Finalmente, há um sucessor para A Vida de Pi. Vencedor do Man Booker Prize 2002 com o romance que vendeu 12 milhões de exemplares, já transformado em filme, Yann Martel sobreviveu ao sucesso mundial: “Eu vivo em Saskatoon, em Saskatchewan, no Canadá, no meio do nada. 99% dos portugueses não saberiam dizer onde é. A minha vida é muito tranquila. Tenho quatro filhos. Adorei ganhar o prémio, e fiquei grato por tantas pessoas terem ficado ligadas a mim através de A Vida de Pi… Mas voltei à minha vida, fechei a porta e recomecei a escrever: há tantas novas perguntas para responder.” Algumas delas passam pelo romance, As Altas Montanhas de Portugal, em que o autor cruza três histórias, místicas q.b., no território português.
Fez a peregrinação pelas “Altas Montanhas de Portugal” aqui descrita, vivida por Tomás ao volante de um carro, no encalço do tesouro que pode mudar a Igreja Católica?

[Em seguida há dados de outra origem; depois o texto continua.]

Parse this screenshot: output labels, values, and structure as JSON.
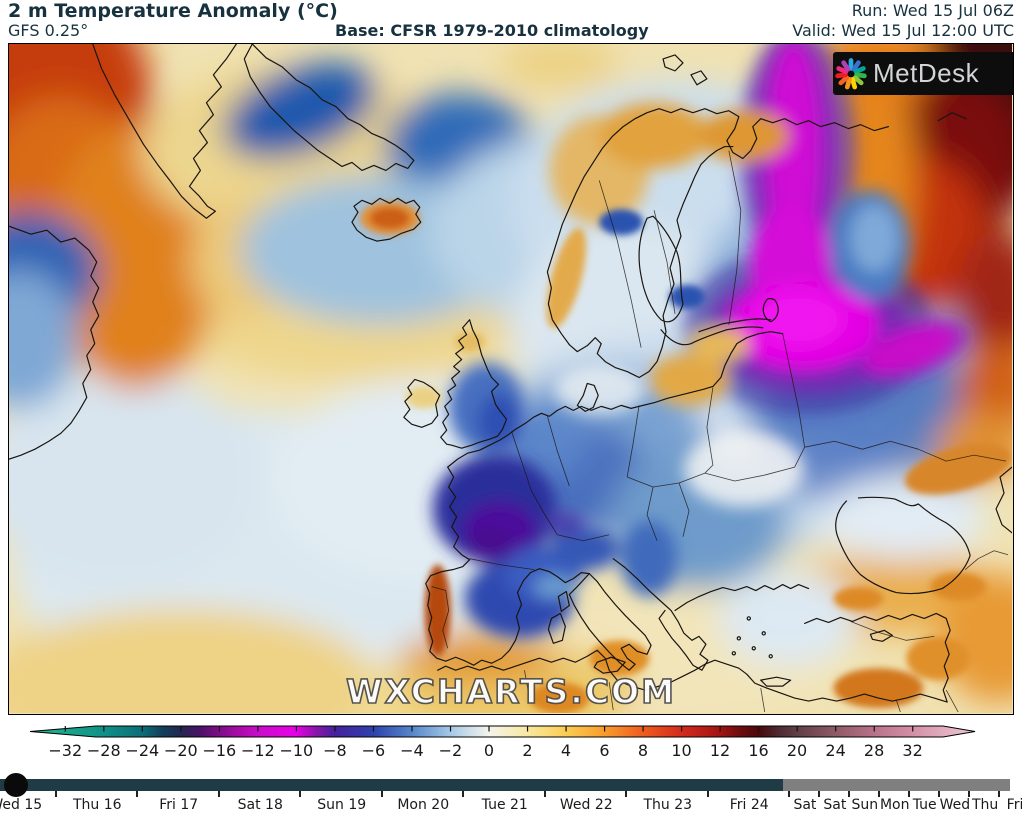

Sim. Mas primeiro quero pedir desculpa pelos erros de português e brasileirismos do livro, e que serão corrigidos na segunda edição. [nota da editora: “Os erros de português e brasileirismos mencionados por Yann Martel referem-se naturalmente à edição do livro em língua inglesa. Todas essas ocorrências foram devidamente corrigidas na edição portuguesa publicada pela Editorial Presença].Não me apercebi, por exemplo, que em português não se chama por “Senhora”. As complexidades do vosso idioma deixaram-me perplexo, percebi que não sou suficientemente inteligente para ser português [risos]. Voltando à questão, não há altas montanhas em Portugal. Mas este foi o primeiro país onde viajei sozinho, aos 20 anos. Apesar de ter vivido muito na Europa (os meus pais eram diplomatas, então destacados em Madrid), essa viagem teve um grande impacto. Impressionou-me ver em Lisboa chineses de Macau, negros de Angola e Moçambique, indianos de Goa, Damão e Diu… Era uma cidade mais cosmopolita do que a Madrid branca dos anos 80. Fui ao Algarve e terminei a viagem em Trás-os-Montes, nome que me pareceu uma excentricidade – e batizarmos os lugares é o início da história que contamos sobre eles. As Altas Montanhas de Portugal não é tanto sobre geografia, e sim sobre lugares onde queremos estar. São montanhas imaginárias, que escalamos mentalmente. Inspirei-me vagamente na região para escrever o romance: os nomes das aldeias são verdadeiros, mas as igrejas não são todas em Trás-os-Montes nem a geografia é a mesma… Este é um norte português mitificado.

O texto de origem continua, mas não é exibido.